HA. Just kidding. Since the students know that I've already calculated their final grades, they have no motivation whatsoever to do any work and are more disruptive than ever. Today, I spent 10 minutes trying to get the 8th-grade class to shut the fuck up so we could review the answers to their last homework assignment, only to give up and storm out of the class in tears, after lecturing them about what disrespectful, ungrateful, thieving little shitheads they are (I didn't actually say those exact words) and telling them how happy I am that I'll never see them again (I did actually say those exact words). I then broke down sobbing in the principal's office, whining about last week's theft of my phone and the disrespect of the students.

So on top of the mess of feelings that I was experiencing before, I can add a healthy dose of shame and embarrassment. I could just see myself, sitting there, the poor self-pitying white lady preparing to fly back to her rich country, crying because a bunch of parent-less, self-supporting, half-educated teenagers WERE MEAN TO ME. Waahhhh!! Waaahhhhh!!!

And because I complained to the principal, all 200 of the 7th and 8th grade students are now being punished by being forced to do manual labor tomorrow, cleaning the campus. Some of the good, responsible students in the 8th-grade class came to me to complain about the punishment, and, pettily, I refused to listen and told them their class was rude and disrespectful and SHOULD be punished.


To be fair (and as I tearfully kept trying to explain to the principal in between denunciations of the students), I know that part of why I was so sensitive to the students' misbehavior was because part of me IS genuinely sad to leave. This HAS been an incredibly educational, beneficial, and rewarding experience, and I would not hesitate for a second to do it all over again if I had the chance. There are a lot of wonderful, wonderful people here, and I do feel a great deal of affection and sympathy for the students.
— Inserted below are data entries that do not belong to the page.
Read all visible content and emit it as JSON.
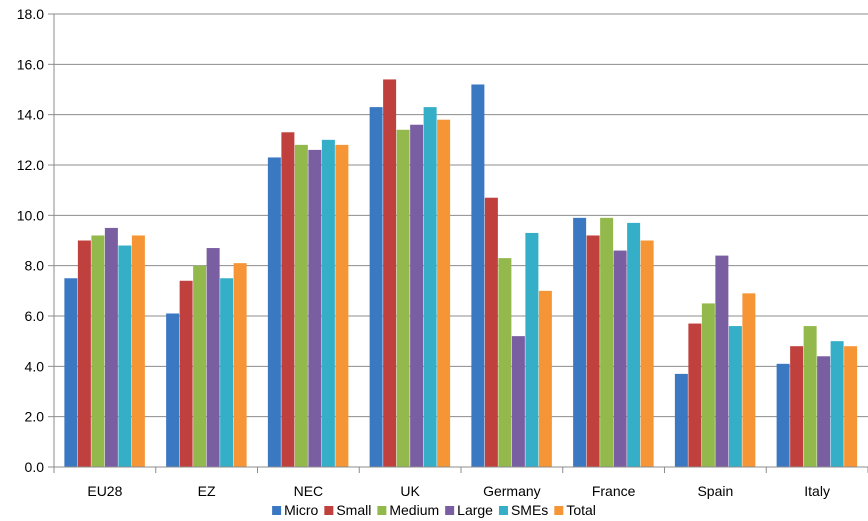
{
  "chart_data": {
    "type": "bar",
    "title": "",
    "xlabel": "",
    "ylabel": "",
    "ylim": [
      0,
      18
    ],
    "yticks": [
      "0.0",
      "2.0",
      "4.0",
      "6.0",
      "8.0",
      "10.0",
      "12.0",
      "14.0",
      "16.0",
      "18.0"
    ],
    "grid": true,
    "legend_position": "bottom",
    "categories": [
      "EU28",
      "EZ",
      "NEC",
      "UK",
      "Germany",
      "France",
      "Spain",
      "Italy"
    ],
    "series": [
      {
        "name": "Micro",
        "color": "#3b78c2",
        "values": [
          7.5,
          6.1,
          12.3,
          14.3,
          15.2,
          9.9,
          3.7,
          4.1
        ]
      },
      {
        "name": "Small",
        "color": "#c0403d",
        "values": [
          9.0,
          7.4,
          13.3,
          15.4,
          10.7,
          9.2,
          5.7,
          4.8
        ]
      },
      {
        "name": "Medium",
        "color": "#93b94c",
        "values": [
          9.2,
          8.0,
          12.8,
          13.4,
          8.3,
          9.9,
          6.5,
          5.6
        ]
      },
      {
        "name": "Large",
        "color": "#7a5ea2",
        "values": [
          9.5,
          8.7,
          12.6,
          13.6,
          5.2,
          8.6,
          8.4,
          4.4
        ]
      },
      {
        "name": "SMEs",
        "color": "#35aec8",
        "values": [
          8.8,
          7.5,
          13.0,
          14.3,
          9.3,
          9.7,
          5.6,
          5.0
        ]
      },
      {
        "name": "Total",
        "color": "#f59536",
        "values": [
          9.2,
          8.1,
          12.8,
          13.8,
          7.0,
          9.0,
          6.9,
          4.8
        ]
      }
    ]
  }
}
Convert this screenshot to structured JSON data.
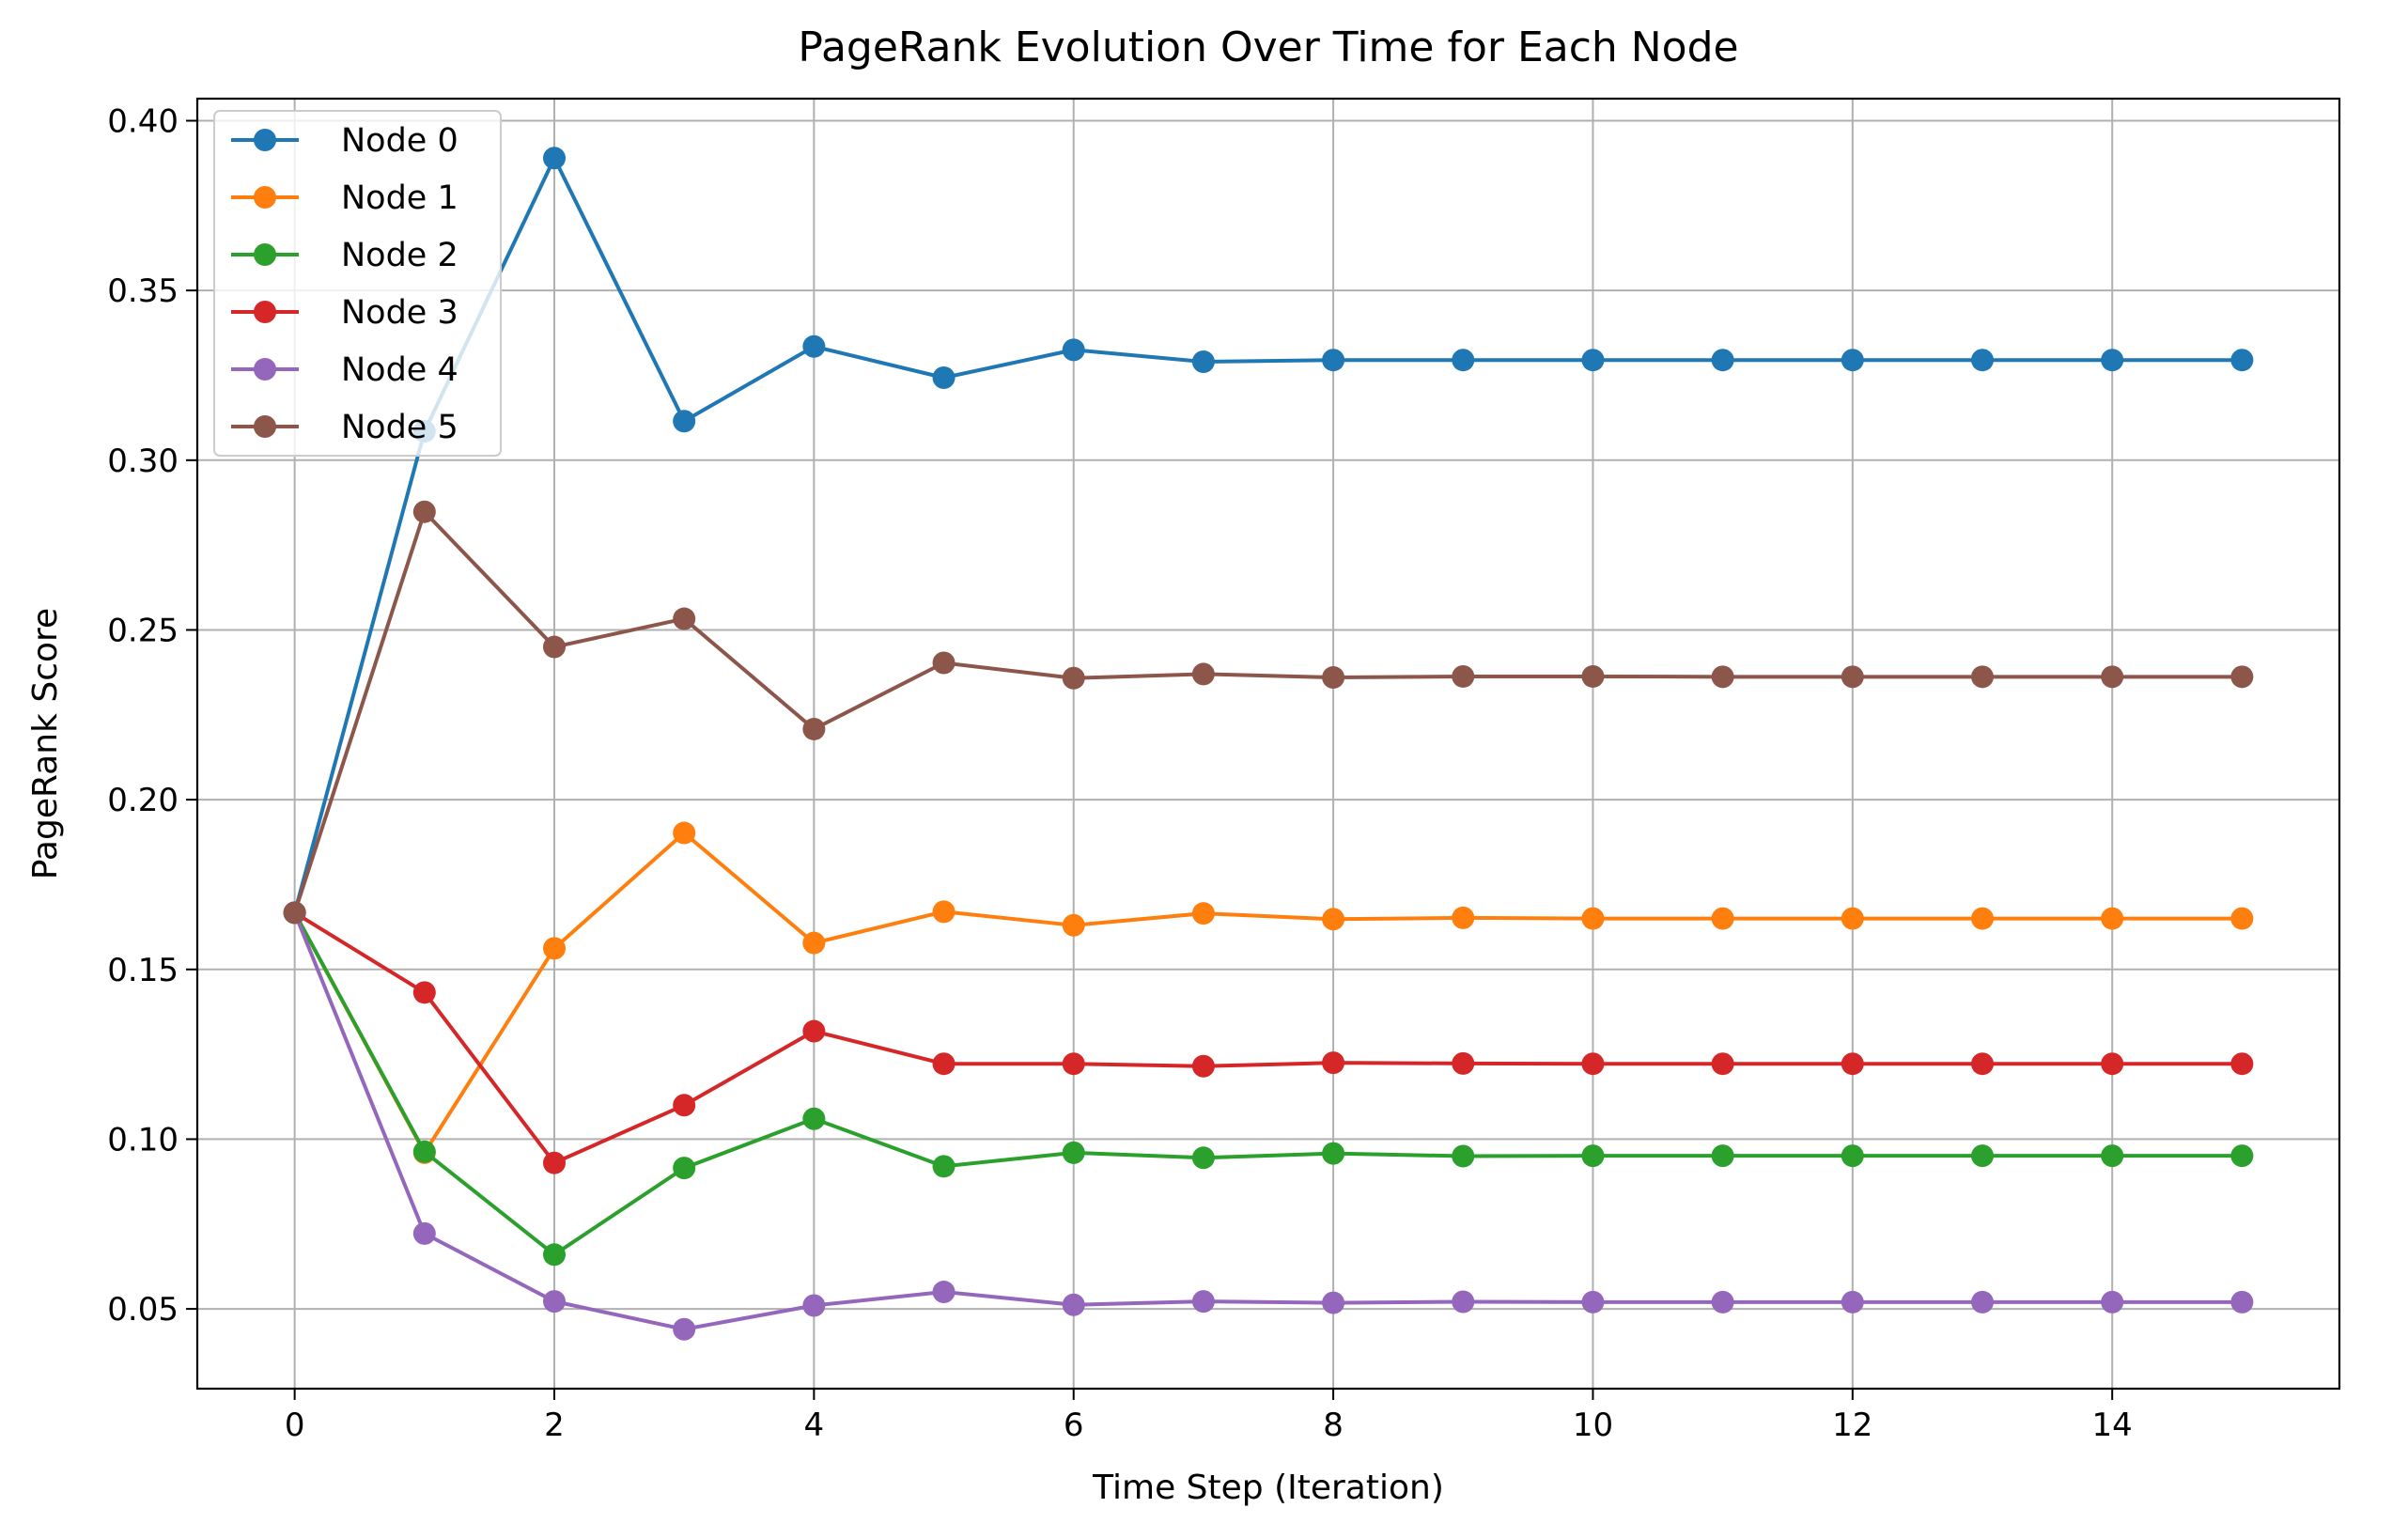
{
  "chart_data": {
    "type": "line",
    "title": "PageRank Evolution Over Time for Each Node",
    "xlabel": "Time Step (Iteration)",
    "ylabel": "PageRank Score",
    "xlim": [
      -0.75,
      15.75
    ],
    "ylim": [
      0.0265,
      0.4065
    ],
    "xticks": [
      0,
      2,
      4,
      6,
      8,
      10,
      12,
      14
    ],
    "xtick_labels": [
      "0",
      "2",
      "4",
      "6",
      "8",
      "10",
      "12",
      "14"
    ],
    "yticks": [
      0.05,
      0.1,
      0.15,
      0.2,
      0.25,
      0.3,
      0.35,
      0.4
    ],
    "ytick_labels": [
      "0.05",
      "0.10",
      "0.15",
      "0.20",
      "0.25",
      "0.30",
      "0.35",
      "0.40"
    ],
    "grid": true,
    "legend_position": "top-left",
    "marker": "circle",
    "x": [
      0,
      1,
      2,
      3,
      4,
      5,
      6,
      7,
      8,
      9,
      10,
      11,
      12,
      13,
      14,
      15
    ],
    "series": [
      {
        "name": "Node 0",
        "color": "#1f77b4",
        "values": [
          0.1667,
          0.3085,
          0.389,
          0.3115,
          0.3335,
          0.3243,
          0.3325,
          0.329,
          0.3295,
          0.3295,
          0.3295,
          0.3295,
          0.3295,
          0.3295,
          0.3295,
          0.3295
        ]
      },
      {
        "name": "Node 1",
        "color": "#ff7f0e",
        "values": [
          0.1667,
          0.096,
          0.1562,
          0.1902,
          0.1578,
          0.167,
          0.163,
          0.1665,
          0.1648,
          0.1652,
          0.165,
          0.165,
          0.165,
          0.165,
          0.165,
          0.165
        ]
      },
      {
        "name": "Node 2",
        "color": "#2ca02c",
        "values": [
          0.1667,
          0.0963,
          0.066,
          0.0915,
          0.106,
          0.092,
          0.096,
          0.0945,
          0.0958,
          0.095,
          0.0951,
          0.0951,
          0.0951,
          0.0951,
          0.0951,
          0.0951
        ]
      },
      {
        "name": "Node 3",
        "color": "#d62728",
        "values": [
          0.1667,
          0.1432,
          0.093,
          0.11,
          0.1318,
          0.1222,
          0.1222,
          0.1215,
          0.1225,
          0.1223,
          0.1222,
          0.1222,
          0.1222,
          0.1222,
          0.1222,
          0.1222
        ]
      },
      {
        "name": "Node 4",
        "color": "#9467bd",
        "values": [
          0.1667,
          0.0722,
          0.0522,
          0.044,
          0.051,
          0.055,
          0.0512,
          0.0522,
          0.0518,
          0.0521,
          0.052,
          0.052,
          0.052,
          0.052,
          0.052,
          0.052
        ]
      },
      {
        "name": "Node 5",
        "color": "#8c564b",
        "values": [
          0.1667,
          0.2848,
          0.245,
          0.2533,
          0.2208,
          0.2403,
          0.2358,
          0.237,
          0.236,
          0.2363,
          0.2363,
          0.2362,
          0.2362,
          0.2362,
          0.2362,
          0.2362
        ]
      }
    ]
  }
}
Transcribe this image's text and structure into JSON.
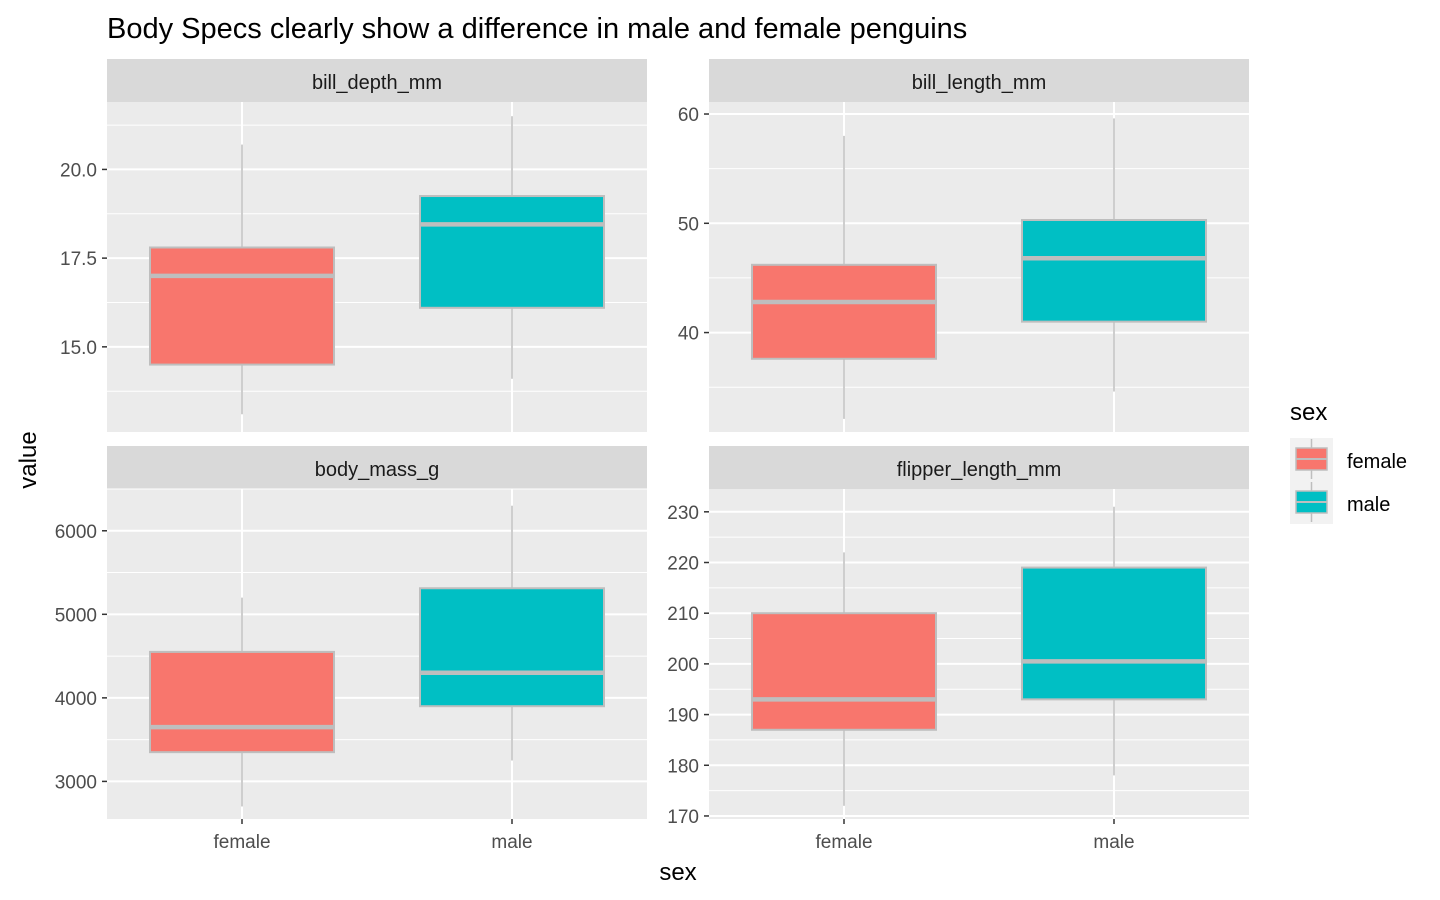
{
  "chart_data": {
    "type": "boxplot",
    "title": "Body Specs clearly show a difference in male and female penguins",
    "xlabel": "sex",
    "ylabel": "value",
    "categories": [
      "female",
      "male"
    ],
    "fill_colors": {
      "female": "#F8766D",
      "male": "#00BFC4"
    },
    "box_outline_color": "#BEBEBE",
    "panel_background": "#EBEBEB",
    "strip_background": "#D9D9D9",
    "grid": true,
    "legend": {
      "title": "sex",
      "position": "right",
      "entries": [
        "female",
        "male"
      ]
    },
    "panels": [
      {
        "strip": "bill_depth_mm",
        "ylim": [
          12.6,
          21.9
        ],
        "yticks": [
          15.0,
          17.5,
          20.0
        ],
        "ytick_labels": [
          "15.0",
          "17.5",
          "20.0"
        ],
        "boxes": [
          {
            "category": "female",
            "whisker_low": 13.1,
            "q1": 14.5,
            "median": 17.0,
            "q3": 17.8,
            "whisker_high": 20.7
          },
          {
            "category": "male",
            "whisker_low": 14.1,
            "q1": 16.1,
            "median": 18.45,
            "q3": 19.25,
            "whisker_high": 21.5
          }
        ]
      },
      {
        "strip": "bill_length_mm",
        "ylim": [
          30.9,
          61.1
        ],
        "yticks": [
          40,
          50,
          60
        ],
        "ytick_labels": [
          "40",
          "50",
          "60"
        ],
        "boxes": [
          {
            "category": "female",
            "whisker_low": 32.1,
            "q1": 37.6,
            "median": 42.8,
            "q3": 46.2,
            "whisker_high": 58.0
          },
          {
            "category": "male",
            "whisker_low": 34.6,
            "q1": 41.0,
            "median": 46.8,
            "q3": 50.3,
            "whisker_high": 59.6
          }
        ]
      },
      {
        "strip": "body_mass_g",
        "ylim": [
          2550,
          6500
        ],
        "yticks": [
          3000,
          4000,
          5000,
          6000
        ],
        "ytick_labels": [
          "3000",
          "4000",
          "5000",
          "6000"
        ],
        "boxes": [
          {
            "category": "female",
            "whisker_low": 2700,
            "q1": 3350,
            "median": 3650,
            "q3": 4550,
            "whisker_high": 5200
          },
          {
            "category": "male",
            "whisker_low": 3250,
            "q1": 3900,
            "median": 4300,
            "q3": 5312,
            "whisker_high": 6300
          }
        ]
      },
      {
        "strip": "flipper_length_mm",
        "ylim": [
          169.4,
          234.5
        ],
        "yticks": [
          170,
          180,
          190,
          200,
          210,
          220,
          230
        ],
        "ytick_labels": [
          "170",
          "180",
          "190",
          "200",
          "210",
          "220",
          "230"
        ],
        "boxes": [
          {
            "category": "female",
            "whisker_low": 172,
            "q1": 187,
            "median": 193,
            "q3": 210,
            "whisker_high": 222
          },
          {
            "category": "male",
            "whisker_low": 178,
            "q1": 193,
            "median": 200.5,
            "q3": 219,
            "whisker_high": 231
          }
        ]
      }
    ]
  }
}
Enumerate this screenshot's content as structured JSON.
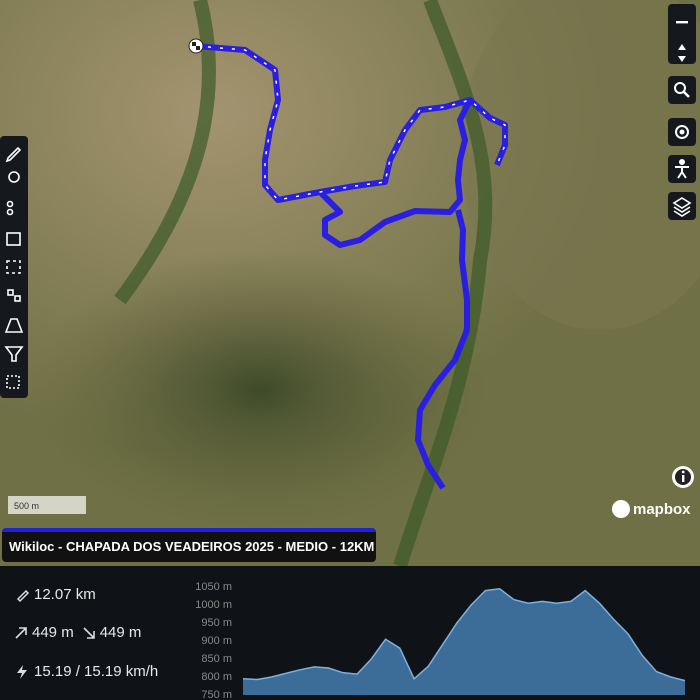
{
  "map": {
    "scale": "500 m",
    "attribution": "mapbox",
    "track_title": "Wikiloc - CHAPADA DOS VEADEIROS 2025 - MEDIO - 12KM"
  },
  "stats": {
    "distance": "12.07 km",
    "ascent": "449 m",
    "descent": "449 m",
    "speed": "15.19 / 15.19 km/h"
  },
  "chart_data": {
    "type": "area",
    "color": "#3b6d98",
    "values": [
      795,
      793,
      800,
      810,
      820,
      828,
      825,
      812,
      808,
      850,
      905,
      880,
      795,
      830,
      890,
      950,
      1000,
      1040,
      1045,
      1015,
      1005,
      1010,
      1005,
      1010,
      1040,
      1005,
      960,
      920,
      860,
      815,
      800,
      790
    ],
    "ylim": [
      750,
      1050
    ],
    "yticks": [
      {
        "value": 750,
        "label": "750 m"
      },
      {
        "value": 800,
        "label": "800 m"
      },
      {
        "value": 850,
        "label": "850 m"
      },
      {
        "value": 900,
        "label": "900 m"
      },
      {
        "value": 950,
        "label": "950 m"
      },
      {
        "value": 1000,
        "label": "1000 m"
      },
      {
        "value": 1050,
        "label": "1050 m"
      }
    ]
  }
}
But I'm ready to GET THE FUCK OUT.

1 comment:

  1. Hey Erin,

    Just getting around to reading this now. The way you described the miserable behavior of your class had me quite amused. Such entertaining commentary is sure to make the NY Times best selling memoir list if you were contemplating a diversion from your blog:)

    Welcome back to the west, I hope the volcano doesn't give you too much trouble! Oh.. and many apologies for my terrible ability to stay in touch.